Médecins généralistes ou Robin des bois?
Bien sûr, les aspects financiers entrent également en compte. Pour des médecins exerçant à Bruxelles ou dans le Brabant wallon, augmenter les honoraires des consultations permet d’amortir les coûts plus élevés de l’immobilier et/ou de location du cabinet. Se déconventionner permet également plus d’indépendance dans les tarifs des visites à domicile. «Dans le Luxembourg, par exemple, les déplacements sont souvent très longs et donc peu rentables, pointe Pierre Drielsma.
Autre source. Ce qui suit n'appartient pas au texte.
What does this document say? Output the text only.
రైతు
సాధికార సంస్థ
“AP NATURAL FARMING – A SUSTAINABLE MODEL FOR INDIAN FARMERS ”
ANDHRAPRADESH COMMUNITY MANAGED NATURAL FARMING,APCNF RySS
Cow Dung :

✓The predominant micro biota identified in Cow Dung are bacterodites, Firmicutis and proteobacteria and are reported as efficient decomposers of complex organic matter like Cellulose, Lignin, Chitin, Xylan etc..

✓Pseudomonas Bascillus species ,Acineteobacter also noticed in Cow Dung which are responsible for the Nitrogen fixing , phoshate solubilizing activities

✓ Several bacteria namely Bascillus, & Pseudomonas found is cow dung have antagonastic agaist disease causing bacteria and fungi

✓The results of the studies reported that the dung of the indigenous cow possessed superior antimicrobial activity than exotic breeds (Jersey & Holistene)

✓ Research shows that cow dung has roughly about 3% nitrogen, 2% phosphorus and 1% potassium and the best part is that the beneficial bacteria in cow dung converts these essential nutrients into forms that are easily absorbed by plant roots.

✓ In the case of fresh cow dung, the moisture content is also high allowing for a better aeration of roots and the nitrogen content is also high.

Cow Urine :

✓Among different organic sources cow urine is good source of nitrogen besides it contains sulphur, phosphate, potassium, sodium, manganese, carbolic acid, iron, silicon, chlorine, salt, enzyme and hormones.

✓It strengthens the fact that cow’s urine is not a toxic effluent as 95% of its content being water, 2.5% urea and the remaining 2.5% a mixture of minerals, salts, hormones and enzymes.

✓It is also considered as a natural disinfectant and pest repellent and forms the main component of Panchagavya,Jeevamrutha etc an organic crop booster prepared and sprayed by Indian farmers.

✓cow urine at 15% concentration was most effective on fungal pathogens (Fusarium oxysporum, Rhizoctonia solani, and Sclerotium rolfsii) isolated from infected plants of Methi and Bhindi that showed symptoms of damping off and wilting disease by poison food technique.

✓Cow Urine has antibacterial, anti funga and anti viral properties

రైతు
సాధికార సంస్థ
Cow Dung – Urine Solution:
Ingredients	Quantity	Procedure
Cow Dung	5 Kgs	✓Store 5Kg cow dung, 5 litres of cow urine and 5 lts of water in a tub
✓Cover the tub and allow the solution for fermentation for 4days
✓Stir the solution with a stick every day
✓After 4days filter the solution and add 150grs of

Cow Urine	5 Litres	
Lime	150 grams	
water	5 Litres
A Bruxelles, les embouteillages ou les difficultés de parking augmentent également ces temps de visite». Et Guy Delrée de compléter: «Les visites à domicile peuvent réellement représenter un gouffre financier pour le généraliste, donc certains se déconventionnent uniquement pour pratiquer des tarifs plus élevés pour ce genre de consultations.» Une manière également de dissuader la patientèle d’exiger des visites à domicile pour «tout et n’importe quoi».
«Les médecins déconventionnés ne sont pas tous de “grands méchants vénaux”»
Evidemment, la capacité contributive de la patientèle joue également un rôle dans l’élaboration des tarifs. Sans surprise, un taux plus important de déconventionnement est observé dans les communes les plus aisées, telles que dans le sud de Bruxelles (Uccle, Woluwe-Saint-Pierre…) ou dans le Brabant wallon (Lasne, Waterloo, La Hulpe…). « Pour certaines populations –par exemple dans le quartier européen– payer dix euros de plus sa consultation n’entraîne aucune conséquence», assure Guy Delrée. «Mais pour un patient plus pauvre qui vit dans cette même commune, cela aura un impact direct sur son portefeuille», regrette Pierre Drielsma. Certains généralistes adaptent ainsi leurs tarifs aux dispositions économiques de chaque patient. «Les médecins déconventionnés ne sont pas tous de « grands méchants vénaux »», nuance Guy Delrée. De son côté, Pierre Drielsma plaide pour un conventionnement à 100%. «Ce n’est pas au généraliste de s’auto-proclamer « Robin des bois », en taxant ses patients les plus riches et en pratiquant de la médecine bénévole pour les plus pauvres, tonne-t-il. C’est sur le plan de la fiscalité que cette redistribution doit s’opérer.»